Slovakia, responding to requests from some fellow eurozone countries, has removed the halos from a €2 coin commemorating the 1,150th anniversary of the arrival of Saints Cyril and Methodius in Moravia.
Slovakia, a eurozone member since 2009, will start circulating the coin next year to mark the arrival of Saints Cyril and Methodius to Great Moravia and Panonia, which was part of modern Slovakia.
Eurozone countries are allowed to mint commemorative coins once every year under EU rules. The image on the back of the commemorative coin, however, must be accepted by the remaining eurozone members and the European Commission.

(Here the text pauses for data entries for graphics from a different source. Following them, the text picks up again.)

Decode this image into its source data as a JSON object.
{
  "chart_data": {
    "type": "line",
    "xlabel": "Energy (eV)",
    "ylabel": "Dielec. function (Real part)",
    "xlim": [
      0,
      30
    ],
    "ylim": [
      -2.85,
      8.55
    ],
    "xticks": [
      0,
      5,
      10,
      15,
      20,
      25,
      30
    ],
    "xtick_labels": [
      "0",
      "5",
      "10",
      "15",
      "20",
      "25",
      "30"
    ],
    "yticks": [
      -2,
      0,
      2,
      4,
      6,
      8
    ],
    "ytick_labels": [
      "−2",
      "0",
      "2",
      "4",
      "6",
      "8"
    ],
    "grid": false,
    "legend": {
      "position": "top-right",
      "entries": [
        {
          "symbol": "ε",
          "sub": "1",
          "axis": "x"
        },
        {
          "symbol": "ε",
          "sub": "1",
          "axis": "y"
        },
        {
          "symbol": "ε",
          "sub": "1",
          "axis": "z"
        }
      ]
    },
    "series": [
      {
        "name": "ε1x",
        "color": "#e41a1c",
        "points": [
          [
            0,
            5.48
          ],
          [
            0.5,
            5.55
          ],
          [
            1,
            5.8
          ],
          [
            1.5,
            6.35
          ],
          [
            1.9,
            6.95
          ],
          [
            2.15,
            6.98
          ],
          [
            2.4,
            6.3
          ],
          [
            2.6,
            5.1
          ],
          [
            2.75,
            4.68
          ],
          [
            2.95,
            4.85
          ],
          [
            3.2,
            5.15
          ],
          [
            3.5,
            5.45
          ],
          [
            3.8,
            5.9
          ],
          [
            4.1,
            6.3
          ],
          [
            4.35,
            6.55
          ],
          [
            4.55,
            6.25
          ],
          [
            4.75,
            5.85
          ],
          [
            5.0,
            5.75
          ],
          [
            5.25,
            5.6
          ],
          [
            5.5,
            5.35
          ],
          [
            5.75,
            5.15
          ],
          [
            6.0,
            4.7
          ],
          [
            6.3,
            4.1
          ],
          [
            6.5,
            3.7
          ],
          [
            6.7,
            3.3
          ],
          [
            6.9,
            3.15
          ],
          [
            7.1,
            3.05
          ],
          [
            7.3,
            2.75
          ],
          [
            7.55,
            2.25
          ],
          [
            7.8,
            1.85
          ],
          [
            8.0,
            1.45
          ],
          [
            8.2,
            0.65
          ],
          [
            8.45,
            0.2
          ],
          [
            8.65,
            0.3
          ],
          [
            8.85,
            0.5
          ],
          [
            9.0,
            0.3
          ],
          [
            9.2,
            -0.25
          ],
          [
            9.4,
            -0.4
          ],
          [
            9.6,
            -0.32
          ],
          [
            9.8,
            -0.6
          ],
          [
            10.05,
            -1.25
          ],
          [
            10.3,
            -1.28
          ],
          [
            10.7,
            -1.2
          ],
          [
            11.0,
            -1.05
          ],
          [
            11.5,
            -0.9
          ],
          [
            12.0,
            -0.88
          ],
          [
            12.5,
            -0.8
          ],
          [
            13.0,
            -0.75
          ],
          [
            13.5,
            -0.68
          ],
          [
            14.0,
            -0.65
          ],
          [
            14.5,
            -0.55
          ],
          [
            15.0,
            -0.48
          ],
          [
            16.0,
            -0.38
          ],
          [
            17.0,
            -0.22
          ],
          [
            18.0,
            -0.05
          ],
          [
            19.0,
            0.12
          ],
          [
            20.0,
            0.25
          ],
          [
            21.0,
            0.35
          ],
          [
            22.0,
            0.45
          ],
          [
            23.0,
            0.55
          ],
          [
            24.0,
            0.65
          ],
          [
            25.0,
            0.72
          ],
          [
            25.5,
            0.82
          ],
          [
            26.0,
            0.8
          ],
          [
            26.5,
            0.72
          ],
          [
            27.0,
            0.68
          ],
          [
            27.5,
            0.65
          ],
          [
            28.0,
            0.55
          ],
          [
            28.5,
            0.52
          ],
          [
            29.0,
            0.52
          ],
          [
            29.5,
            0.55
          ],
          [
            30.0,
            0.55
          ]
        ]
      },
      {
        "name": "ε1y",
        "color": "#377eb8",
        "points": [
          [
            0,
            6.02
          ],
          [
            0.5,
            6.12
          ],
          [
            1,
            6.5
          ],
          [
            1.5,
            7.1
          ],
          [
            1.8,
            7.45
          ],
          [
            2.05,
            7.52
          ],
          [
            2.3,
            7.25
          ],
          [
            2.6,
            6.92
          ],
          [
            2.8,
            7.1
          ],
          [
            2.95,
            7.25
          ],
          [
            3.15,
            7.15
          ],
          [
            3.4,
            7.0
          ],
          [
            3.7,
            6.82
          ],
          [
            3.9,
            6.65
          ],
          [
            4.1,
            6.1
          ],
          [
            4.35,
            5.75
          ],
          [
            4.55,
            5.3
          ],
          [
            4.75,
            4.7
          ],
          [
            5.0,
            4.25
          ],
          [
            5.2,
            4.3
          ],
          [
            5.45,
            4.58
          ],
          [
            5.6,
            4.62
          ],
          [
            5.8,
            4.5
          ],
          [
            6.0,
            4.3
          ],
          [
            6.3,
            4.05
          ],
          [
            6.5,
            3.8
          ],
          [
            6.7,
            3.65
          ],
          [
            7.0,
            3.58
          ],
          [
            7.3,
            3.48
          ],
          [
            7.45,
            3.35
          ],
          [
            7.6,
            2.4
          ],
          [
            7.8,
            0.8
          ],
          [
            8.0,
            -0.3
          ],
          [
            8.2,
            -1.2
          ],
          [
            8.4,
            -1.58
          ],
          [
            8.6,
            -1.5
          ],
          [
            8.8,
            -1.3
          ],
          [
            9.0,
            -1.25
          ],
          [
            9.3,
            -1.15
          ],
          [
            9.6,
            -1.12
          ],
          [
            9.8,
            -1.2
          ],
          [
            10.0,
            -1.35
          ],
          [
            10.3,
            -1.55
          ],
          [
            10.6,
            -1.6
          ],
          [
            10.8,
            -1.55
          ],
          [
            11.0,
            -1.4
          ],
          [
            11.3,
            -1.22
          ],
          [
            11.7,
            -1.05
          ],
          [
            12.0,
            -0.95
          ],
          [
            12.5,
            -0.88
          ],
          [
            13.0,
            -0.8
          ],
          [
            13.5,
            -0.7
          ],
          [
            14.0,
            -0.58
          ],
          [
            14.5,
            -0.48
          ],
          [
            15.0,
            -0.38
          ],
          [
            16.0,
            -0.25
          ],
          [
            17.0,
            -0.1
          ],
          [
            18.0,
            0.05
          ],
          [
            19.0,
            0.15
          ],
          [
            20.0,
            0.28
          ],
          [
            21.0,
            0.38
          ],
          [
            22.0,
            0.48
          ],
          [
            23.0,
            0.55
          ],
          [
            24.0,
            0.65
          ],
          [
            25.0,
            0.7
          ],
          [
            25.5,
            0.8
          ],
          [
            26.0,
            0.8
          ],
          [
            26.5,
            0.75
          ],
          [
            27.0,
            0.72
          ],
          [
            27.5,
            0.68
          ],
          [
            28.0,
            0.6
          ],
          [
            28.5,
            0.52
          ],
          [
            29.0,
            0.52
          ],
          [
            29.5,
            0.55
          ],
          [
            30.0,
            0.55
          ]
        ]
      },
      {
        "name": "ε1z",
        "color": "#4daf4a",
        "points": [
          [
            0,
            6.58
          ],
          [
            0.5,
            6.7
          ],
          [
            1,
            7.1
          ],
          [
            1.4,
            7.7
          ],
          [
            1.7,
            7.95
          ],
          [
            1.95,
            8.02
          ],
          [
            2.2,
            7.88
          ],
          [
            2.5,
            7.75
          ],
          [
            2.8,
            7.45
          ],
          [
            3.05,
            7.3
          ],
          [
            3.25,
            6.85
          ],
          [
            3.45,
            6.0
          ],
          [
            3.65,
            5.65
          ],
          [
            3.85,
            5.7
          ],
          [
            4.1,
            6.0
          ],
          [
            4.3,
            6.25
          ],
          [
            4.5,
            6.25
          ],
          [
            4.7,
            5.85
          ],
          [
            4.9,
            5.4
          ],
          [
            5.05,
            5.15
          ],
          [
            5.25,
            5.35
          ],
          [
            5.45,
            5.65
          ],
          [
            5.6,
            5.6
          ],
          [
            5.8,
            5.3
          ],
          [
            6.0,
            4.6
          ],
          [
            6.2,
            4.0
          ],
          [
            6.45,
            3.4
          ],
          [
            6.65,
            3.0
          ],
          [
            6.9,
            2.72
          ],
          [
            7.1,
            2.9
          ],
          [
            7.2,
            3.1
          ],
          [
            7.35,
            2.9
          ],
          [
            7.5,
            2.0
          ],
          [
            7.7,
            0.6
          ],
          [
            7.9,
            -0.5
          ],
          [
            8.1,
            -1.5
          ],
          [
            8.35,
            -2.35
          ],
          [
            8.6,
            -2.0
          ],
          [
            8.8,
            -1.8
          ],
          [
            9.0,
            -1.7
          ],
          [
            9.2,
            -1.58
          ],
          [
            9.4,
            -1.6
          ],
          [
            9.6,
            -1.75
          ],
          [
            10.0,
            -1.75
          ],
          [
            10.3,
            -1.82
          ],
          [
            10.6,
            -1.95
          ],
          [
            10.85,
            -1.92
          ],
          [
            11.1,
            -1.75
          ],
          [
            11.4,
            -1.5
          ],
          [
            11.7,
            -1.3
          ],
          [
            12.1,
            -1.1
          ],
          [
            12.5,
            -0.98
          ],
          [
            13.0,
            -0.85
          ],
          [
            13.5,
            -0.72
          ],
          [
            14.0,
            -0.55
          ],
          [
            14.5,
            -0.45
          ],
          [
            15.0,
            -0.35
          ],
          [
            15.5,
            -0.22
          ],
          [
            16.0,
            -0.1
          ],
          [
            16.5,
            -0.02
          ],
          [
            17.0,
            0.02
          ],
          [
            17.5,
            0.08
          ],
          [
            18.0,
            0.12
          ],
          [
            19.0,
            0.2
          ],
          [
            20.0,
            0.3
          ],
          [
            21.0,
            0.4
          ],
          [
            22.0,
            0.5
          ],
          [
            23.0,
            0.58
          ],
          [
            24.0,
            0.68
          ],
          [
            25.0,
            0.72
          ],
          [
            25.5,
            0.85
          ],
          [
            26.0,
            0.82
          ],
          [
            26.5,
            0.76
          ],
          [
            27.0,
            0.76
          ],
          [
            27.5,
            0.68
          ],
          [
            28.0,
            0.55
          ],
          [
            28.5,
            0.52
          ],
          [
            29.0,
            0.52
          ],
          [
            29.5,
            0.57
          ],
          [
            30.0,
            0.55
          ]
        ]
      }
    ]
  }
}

Cyril and Methodius were brothers, born in Thessaloniki at the beginning of the 9th century, who created the Glagolitic and then the Cyrillic alphabets with the aim to have the Bible and other texts translated into Slavic languages [more].
Cyril died in 869 and Methodius in 885. They were soon canonised as saints, with Saints Cyril and Methodius Day being celebrated on 24 May to mark the anniversary of Cyril’s death (see background).
Cyril and Methodius were also declared patrons of Europe in 1980 by Pope John Paul II. In Bulgaria, the only EU country at present to use the Cyrillic alphabet, 24 May is a public holiday, called “Bulgarian Education and Culture, and Slavonic Literature Day”.
And no religion?
Slovakia agreed to remove the halo despite Cyril and Methodius' undisputed status as saints.
"Under EU rules, when designing the national side of a euro coin, Member States are required to take into account that the coins will circulate throughout the whole eurozone, and in that context, proposed designs are shared in advance with other Member States so that they can provide any comments they deem appropriate," the Commission said in a statement.
The Commission acknowledged that some members states objected to the coin, adding that Slovakia submitted a slightly amended design, "which has now been approved by the [EU] Council of Ministers."
If the motivation of the unnamed member states was to remove religious symbols from the design, they did not entirely succeed. Cyril and Methodius hold a Christian double cross, standing on the middle peak of a mountain with three peaks.
The double cross and the three peaks are the main elements of the coat of arms of Slovakia and feature on the regular Slovak euro coins.
The revamped design has been met with unease by the Bulgarian press. During Communism, painters and sculptors were requested by the authorities to portray Cyril and Methodius without sanctity halos.
In 862, the Prince Rastislav of Great Moravia requested that the Byzantine Emperor Michael III and the Patriarch Photius of Constantinople send missionaries to evengelise his Slavic subjects.
Cyril and Methodius were sent, having designed for the purpose the Glagolic alphabet, the first to be used in Slavonic manuscripts.
In 863 Cyril and Methodius began translating the bible in Old Church Slavonik and travelled to Great Moravia to promote it.
Later, Cyril and Methodius developed the Cyrillic alphabet, as a political project of Bulgarian king Boris, whose reign from 852 to 889 was marked by the Christianisation of Bulgarians.